Virtualization of "main memory" and "I/O" regions
The FENCE instruction exposes the difference between accesses to main memory and accesses to I/O devices via the predecessor and successor sets; however, the distinction is really only defined by PMAs, which describe "main memory" and "I/O" regions. So how does the architecture support virtualization of those regions so that the FENCE instruction behaves appropriately?

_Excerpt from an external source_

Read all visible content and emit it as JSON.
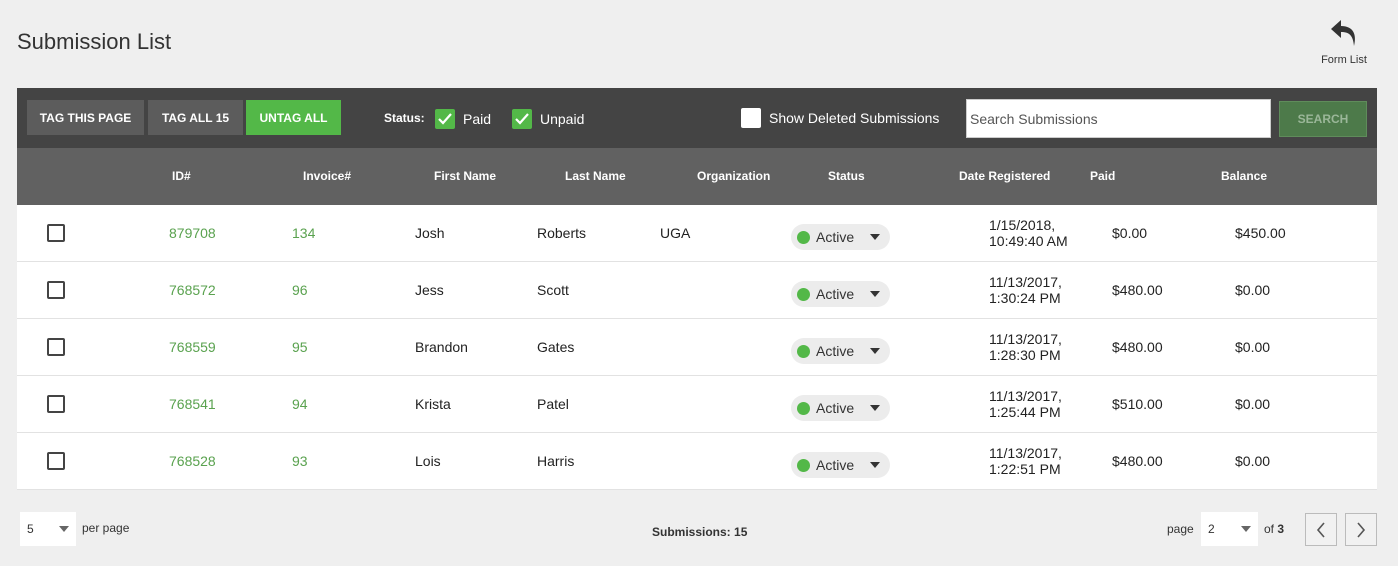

Suppose, for example, that a hypervisor virtualizes the memory system for its guest OS, mapping some guest "I/O" regions to hypervisor "main memory" regions. The guest believes that portions of its address space are I/O, and executes the following sequence:
ST [x] // to guest I/O region, hypervisor main memory region
ST [y] // to guest I/O region, hypervisor I/O region
One could presume that, since the PMA for [x] indicates that [x] is "main memory," the store to [y] could be performed before the store to [x]. If ST [y] initiates a side-effect, like a DMA read, and the expectation is that ST [x] is observable to the side-effect, problems may ensue. Is it the responsibility of the hypervisor to ensure the correct behavior, e.g. trap and emulate accesses to [x], or something else? If so, how can a hypervisor reasonably handle all the various combinations of ordering efficiently?
In addition, what happens in the case that the "guest" is S-mode and the "hypervisor" is M-mode?
Perhaps there's an implied "don't do that" in the architecture; in which case, should there be, at a minimum, some commentary text to that effect?
Or perhaps there should be a hardware mechanism that "strengthens" fences?